Abstract

AbstractOceanic mesoscale systems often produce heavy rainfall and can cause significant hazards in coastal regions and aviation. Surface features that are important in the evolution of these systems were examined combining the Advanced Scatterometer (ASCAT) on board the polar‐orbiting meteorological satellite series Metop‐A and ‐B and ground instrumentation; that is, Next Generation Weather Radars, soundings, buoys. Two case studies were analyzed, over the coastal United States, by reprojecting ASCAT wind and ground radar precipitation and wind retrievals over a common grid domain. ASCAT retrievals were in agreement with buoy and sounding measurements at distances greater than 30 km from the precipitation region. Enhanced uncertainty in ASCAT wind retrievals in heavy precipitation was represented by greater wind direction variability and increases in wind speed.
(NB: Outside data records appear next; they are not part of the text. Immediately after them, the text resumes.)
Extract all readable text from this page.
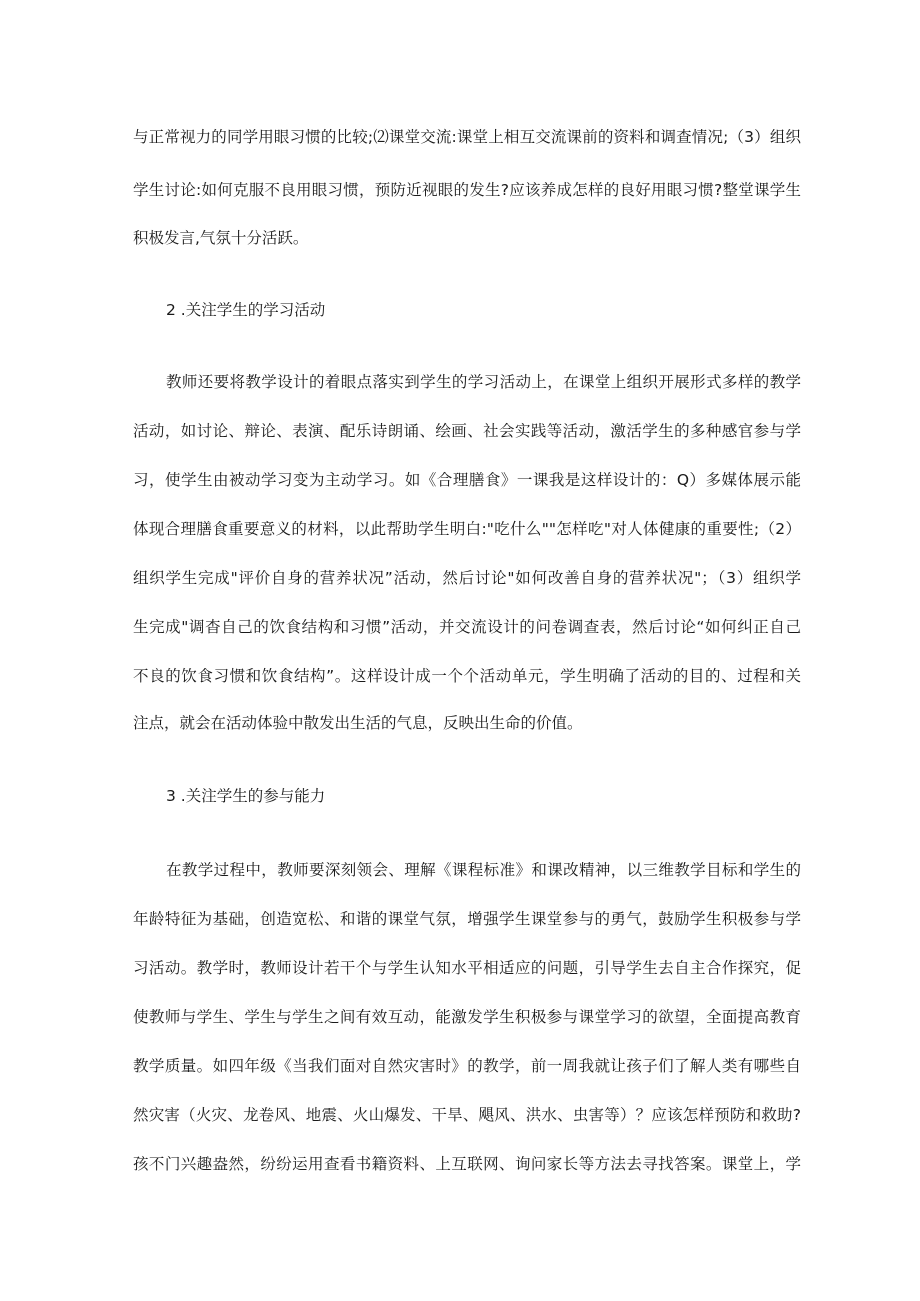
与正常视力的同学用眼习惯的比较;⑵课堂交流:课堂上相互交流课前的资料和调查情况;（3）组织
学生讨论:如何克服不良用眼习惯，预防近视眼的发生?应该养成怎样的良好用眼习惯?整堂课学生
积极发言,气氛十分活跃。
2 .关注学生的学习活动
教师还要将教学设计的着眼点落实到学生的学习活动上，在课堂上组织开展形式多样的教学
活动，如讨论、辩论、表演、配乐诗朗诵、绘画、社会实践等活动，激活学生的多种感官参与学
习，使学生由被动学习变为主动学习。如《合理膳食》一课我是这样设计的：Q）多媒体展示能
体现合理膳食重要意义的材料，以此帮助学生明白:"吃什么""怎样吃"对人体健康的重要性;（2）
组织学生完成"评价自身的营养状况”活动，然后讨论"如何改善自身的营养状况"；（3）组织学
生完成"调杳自己的饮食结构和习惯”活动，并交流设计的问卷调查表，然后讨论“如何纠正自己
不良的饮食习惯和饮食结构”。这样设计成一个个活动单元，学生明确了活动的目的、过程和关
注点，就会在活动体验中散发出生活的气息，反映出生命的价值。
3 .关注学生的参与能力
在教学过程中，教师要深刻领会、理解《课程标准》和课改精神，以三维教学目标和学生的
年龄特征为基础，创造宽松、和谐的课堂气氛，增强学生课堂参与的勇气，鼓励学生积极参与学
习活动。教学时，教师设计若干个与学生认知水平相适应的问题，引导学生去自主合作探究，促
使教师与学生、学生与学生之间有效互动，能激发学生积极参与课堂学习的欲望，全面提高教育
教学质量。如四年级《当我们面对自然灾害时》的教学，前一周我就让孩子们了解人类有哪些自
然灾害（火灾、龙卷风、地震、火山爆发、干旱、飓风、洪水、虫害等）？应该怎样预防和救助?
孩不门兴趣盎然，纷纷运用查看书籍资料、上互联网、询问家长等方法去寻找答案。课堂上，学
Nevertheless, ASCAT was able to identify regions of convergence and divergence within the systems, as well as outflow boundaries associated with downdrafts, which agreed with wind fields retrieved from the single‐Doppler analysis. Quality flags reported by ASCAT were also examined against polarimetric radar retrievals. Thresholds for rain rate and median volume diameter (D0), corresponding to the boundary between flagged and unflagged ASCAT data, were variable among different cases. However, analysis of ice water path and liquid water path revealed that unflagged ASCAT data rarely exceeded approximately 0.5 kg/m2 in either parameter.